Vienna è considerata una delle città chiave dell'immaginario cinematografico occidentale, un luogo quasi mitico per le sue vicende storiche e culturali, il cui fascino ha saputo alimentare centinaia di film in tutto il mondo. Dopo Parigi, Berlino e Madrid, la capitale austriaca è la protagonista della quarta edizione della rassegna 'Le città visibili', offrendo l'occasione per un'esplorazione attraverso la storia del cinema. Il programma, oltre a far luce su alcuni registi austriaci del passato poco conosciuti in Italia (da Willi Forst a Wolfgang Glück, a Maximilian Shell) ripropone l'opera di cineasti del calibro di Ernst Lubitsch, Julien Duvivier, Max Ophüls, Josef von Sternberg, senza dimenticare il Carol Reed del celeberrimo Il terzo uomo. Si è poi voluto mostrare il ribaltamento dell'immagine tradizionale della città avvenuto a partire dagli anni Cinquanta grazie all'opera di autori d'avanguardia come Peter Kubelka, Valie Export e Kurt Kren, fino a giungere alla Vienna sofferta dei capolavori di Haneke. Inoltre, non mancano nel programma le grandi coproduzioni che hanno rafforzato il mito della capitale austriaca nella percezione degli spettatori contemporanei, titoli molto amati come Amadeus di Milos Forman o Prima dell'alba di Richard Linklater.

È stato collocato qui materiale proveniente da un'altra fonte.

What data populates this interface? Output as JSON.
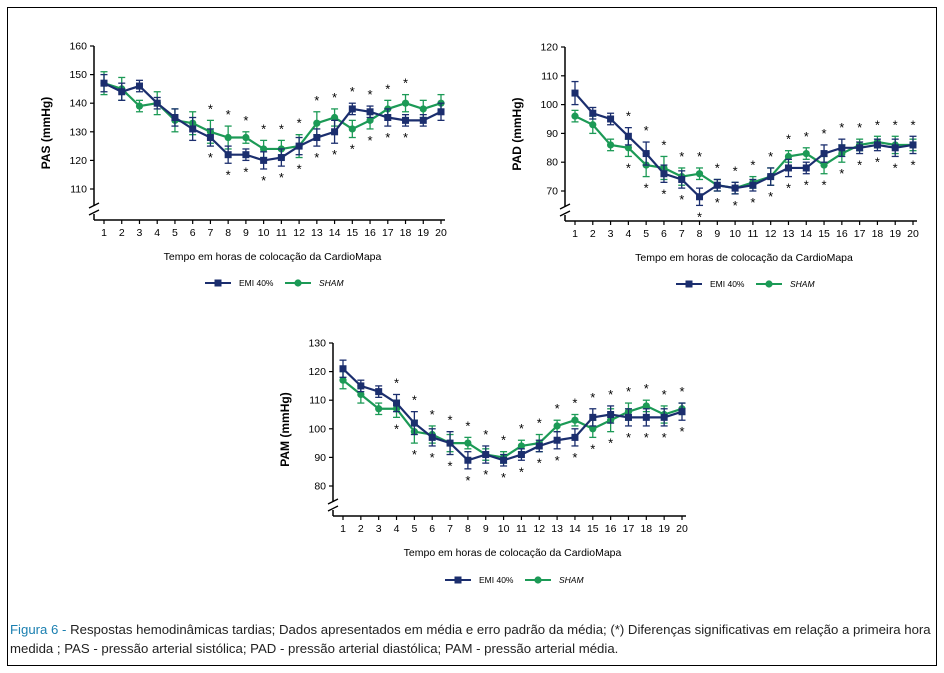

Tra gli eventi previsti, oltre una serie di restauri preziosi presentati in anteprima (Il volo su Vienna, il classico del muto Die Pratermizzi, il frammento del capolavoro perduto di Sternberg, The Case of Lena Smith), ricordiamo infine l'incontro con Peter Kubelka (16 dicembre, ore 21) e Liliana Cavani (17 dicembre, 21.15), che presenterà al pubblico il suo Il portiere di notte, uno degli esiti più amati e controversi del cinema italiano degli anni Settanta. http://www.fondazionecsc.it/events_detail.jsp?IDAREA=16&ID_EVENT=269&GTEMPLATE=ct_home.jsp

Per concludere, 'Un mondo agitato: il Futurismo e il cinema', dal 21 al 23 dicembre, in cui viene esaminato il rapporto possibile tra il Futurismo e il cinema ritrovandone le tracce attraverso i titoli dei libri di Marinetti; le esaltazioni della bellezza dell'automobile e dell'aeroplano dei primi documentari sulla grande industria allo stato nascente; gli "uomini meccanici" delle comiche di André Deed o della trasposizione cinematografica di Pinocchio fatta da Polidor; la dinamizzazione del visivo; la civiltà delle macchine; le "uccisioni del chiaro di luna" che qui ritroviamo negli "Amori di Lulù" o negli "amori pedestri" di Marcel Fabre; ma anche la documentazione della "guerra sola igiene del mondo" e le geometriche evoluzioni degli aereoplani da caccia sui cieli della guerra di Spagna o le "legioni della civiltà" in marcia per costruire l'Eur che abbiamo affiancato, in controcanto, agli esordi di Totò, del Signor Bonaventura e di Petrolini o a un film come O la borsa o la vita dell'"altro Bragaglia", quel Carlo Ludovico, che con la complicità di un "personaggio" come Sergio Tofano ci mette in guardia, già nel 1933, sui rischi di affidare la propria vita alle speculazioni di borsa. http://www.fondazionecsc.it/events_detail.jsp?IDAREA=16&ID_EVENT=270&GTEMPLATE=ct_home.jsp

Ancora una volta, il Centro Sperimentale e la Cineteca Nazionale gettano i presupposti, dunque, per la diffusione di una cultura cinematografica a 360°, non esclusiva né escludente, di sicuro richiamo anche per non studiosi e semplici appassionati.